While the commissioner waits in a bar, a woman, similar in appearance to the nurse of the inn sequence, enters. She orders port, the drink offered by Bermans to lure guests into his room. The commissioner, struck by her resemblance to his dead sister, introduces himself and relates an anecdote about the sweltering day when his sister played Brahms’ Rhapsody while deciding whether or not to go to Toulouse, where, in 1814, Spain gained its final victory over the French troops. After the commissioner tells the woman that his sister died recently of lilac passion, a fictional disease involving the third portion of the lower intestine, he receives a telephone call from his sister, calling from the mausoleum, inviting him to the tomb where she promises to explain the true meaning of death. As he prepares to open the tomb, he becomes the 18th century officer attempting to open Dona Elvira’s coffin. He is arrested and brought before the new commissioner, played by Michel Piccoli, who appeared in the beginning of the film as an anonymous French soldier. Like old conspirators, these two gentlemen run through their plan to liberate the animals from the zoo, just as Napoleon tried to free the Spanish. It won’t matter if a few animals are killed in the process, as the life of the liberator is of more import than the continued existence of a liberated object. Bunuel cuts to a succession of close-ups on various animals which are about to be delivered out of captivity. An off-screen cry of “Down with Freedom” precedes the attack on the zoo. Artillery from the past assails the students guarding the cages. A 5-second blurred pan across time unites the present with the past, then rests on 24 seconds of an ostrich in restricted back-forth motion. As the ostrich loses focus, it is caught in a freeze frame.

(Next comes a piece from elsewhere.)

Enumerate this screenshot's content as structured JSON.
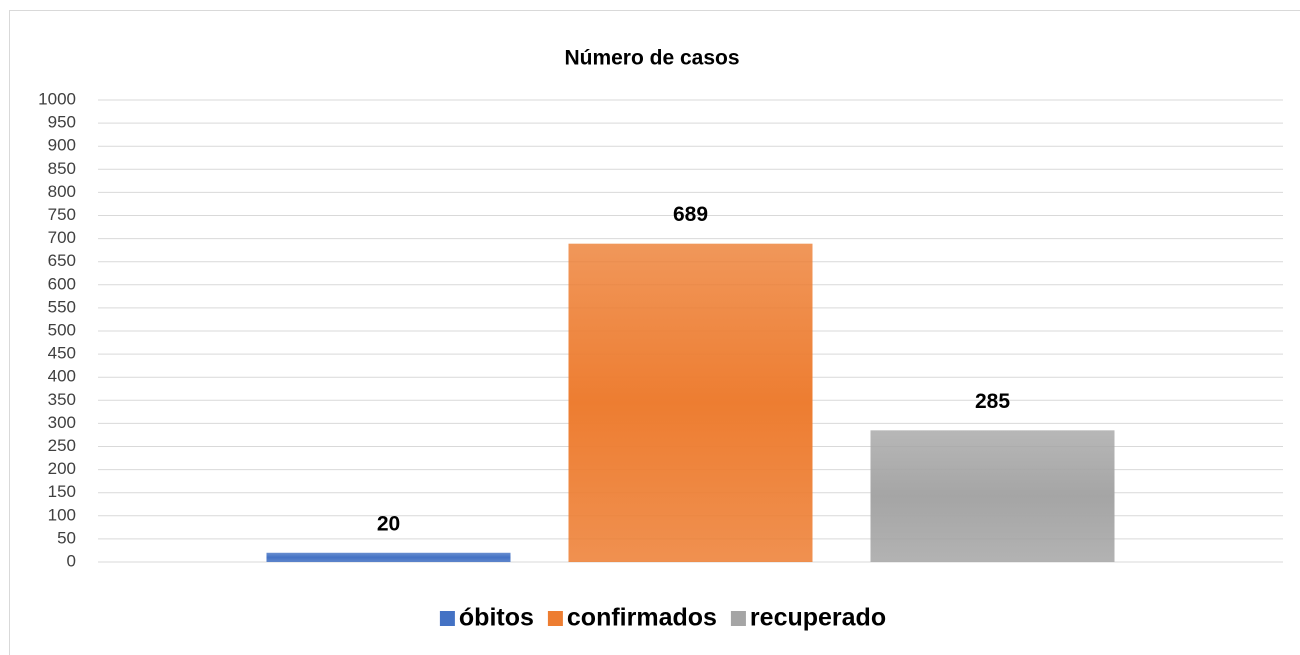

To substantiate the inevitability of this climax as the logical resolution of “The Phantom of Liberty,” I will trace the development of animal motifs throughout the picture. The first animal appearance is the close up of the mounted spider accompanied by the comment, “I am fed up with symmetry.” That night, the same man is disturbed by the intrusion of a rooster and an ostrich into his bedroom. When an armored command searches for foxes where foxes are not usually found, it is safe to assume that they are hunting down escapees from the zoo. Later, a stuffed fox is pictured in conjunction with Spanish music, drawing a parallel between animal liberation and Napoleon’s attempted liberation of Spain. The next mention of animals comes from the sniper. Like the French at Toledo, he selects his victims at random. His killing of the pigeon while getting even with the people who mistrust animals is indicative of the commissioner’s statement that it doesn’t matter if some animals are killed in the process of their liberation. There is no further reference to animals until the series of close-ups preceding the final exchange of glances between the viewer and the ostrich.